Top Ten: Alternative and Ergonomic Keyboards

Top Ten: Alternative and Ergonomic Keyboards

Gregory Han
May 20, 2009

I'm here sitting here with my boss, sharing a table as we both work remotely out in his living room. I pulled out a laptop and attached a Wacom Bamboo tablet, while he pulled out an accessory that appeared stolen from a college computer lab circa 1993. Although throwback in style (cream coloured casing and all), the TypeMatric 2020 is his preferred loyal companion when it comes to daily text input thanks to all the ergonomic benefits the design offers: vertical key columns, large shift keys, Dvorak key layout...a list of deviations from the normal keyboard. Although he's looking to upgade to a TypeMatrix 2030 possibly in the near future, he's got several options in regards to ergonomic input devices, some even stranger than his current accessory...

orbiTouch Keyless Ergonomic Keyboard: weird and wonderful input device which replaces the traditional keystroke with dome shapes slide (not turn, despite dial-like appearances) to eight positions; in specific combinations, the dual placement domes form letters and numbers.

Natural Ergonomic Keyboard 4000: the tried and true most popular ergonomic split-style keyboard. An integrated wrist pad and a myriad of quick keys, alongside the nice $60 price makes this a respectable gateway solution into the ergonomic accessory market.

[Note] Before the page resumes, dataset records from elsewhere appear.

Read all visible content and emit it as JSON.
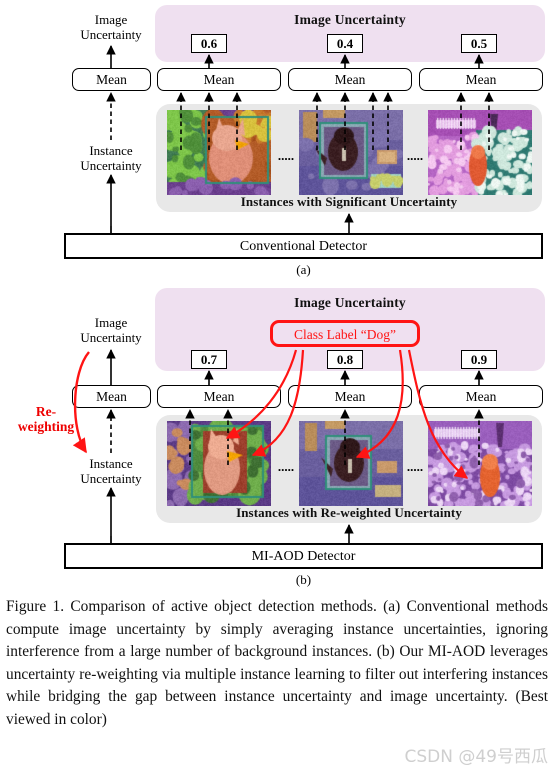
{
  "figure": {
    "caption": "Figure 1. Comparison of active object detection methods. (a) Conventional methods compute image uncertainty by simply averaging instance uncertainties, ignoring interference from a large number of background instances. (b) Our MI-AOD leverages uncertainty re-weighting via multiple instance learning to filter out interfering instances while bridging the gap between instance uncertainty and image uncertainty. (Best viewed in color)",
    "watermark": "CSDN @49号西瓜"
  },
  "panel_a": {
    "label": "(a)",
    "image_uncertainty_title": "Image Uncertainty",
    "instances_title": "Instances with Significant Uncertainty",
    "detector_label": "Conventional Detector",
    "side_top_label": "Image\nUncertainty",
    "side_bottom_label": "Instance\nUncertainty",
    "mean_label": "Mean",
    "ellipsis": ".....",
    "values": [
      "0.6",
      "0.4",
      "0.5"
    ],
    "means": [
      "Mean",
      "Mean",
      "Mean",
      "Mean"
    ]
  },
  "panel_b": {
    "label": "(b)",
    "image_uncertainty_title": "Image Uncertainty",
    "instances_title": "Instances with Re-weighted Uncertainty",
    "detector_label": "MI-AOD Detector",
    "side_top_label": "Image\nUncertainty",
    "side_bottom_label": "Instance\nUncertainty",
    "reweighting_label": "Re-\nweighting",
    "class_label": "Class Label “Dog”",
    "mean_label": "Mean",
    "ellipsis": ".....",
    "values": [
      "0.7",
      "0.8",
      "0.9"
    ],
    "means": [
      "Mean",
      "Mean",
      "Mean",
      "Mean"
    ]
  },
  "colors": {
    "lavender_panel": "#efe0f0",
    "gray_panel": "#e8e8e8",
    "red_accent": "#ff1414",
    "outline": "#000000"
  }
}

Advantage Pro USB: This model allows for automatic switching between PC and Mac operating systems with a single foot switch, making this sort of like a piano. If you're real hardcore, you can attach a Triple-Action Foot Switch for additional actions with the help of your feet.

MALTRON single handed Keyboard: We'll try to skip all the obvious jokes about one-handed use behind a computer, but here's a solution which gives full keyboard options via touch typing with just one hand use. They advertise up to 85 words per minute capabilities once acquainted with the unique layout. Although marketed towards people with disabilities and injury, this keyboard may aid in prevention of repetitive strain injury in the first place.

Smartfish Pro-Motion Keyboard: the most aesthetically pleasing of all ergonomic keyboards, the Pro-Motion "studies your usage pattern, and makes periodic, yet imperceptible adjustments to the height, angle and radial position of the device". Of all the devices listed, this seems like the one we'd most want to give a try to keep, admittedly for its self-adjustable features and cool-as-ice design. Soon to be released.

Evoluent Mouse-Friendly Keyboard: a truncated keyboard which reduces the need to reach for your mouse. Basically a mini-keyboard with flat keys with the numeric keyboard on the left instead of right.

Datahand Systems Pro II: despite the TRON-era tech appearances offers 132 key options with the use of five keyswitches clustered around the tips of each of the fingers. So rather than typing a user shifts their fingers in one of four directions. Takes about 4 weeks to master.

Tidy Tipist No.2: German designer Tonia Welter's doily inspired keyboard isn't really all that ergonomic, but the idea of a soft fabric waterproof keyboard seemed like one perfect for those of who like to continue to write through our meal hours. Because there's nothing ergonomic of typing and mousing while juggling a foot long sandwich.

Bluetooth iFrog Keyboard: Another one handed keyboard, this one offered in both a Mac and PC-centric design. A Bluetooth model is available in both left and right editions.

Freestyle Solo Keyboard: We like this keyboard for the option to use it whole or to pivot it outward into two pieces. Double wide Escape and Fwd Delete keys make for easier access to two keys we search for often while the low-force, tactile membrane key switch requires 25% less force to press than the Microsoft version just above.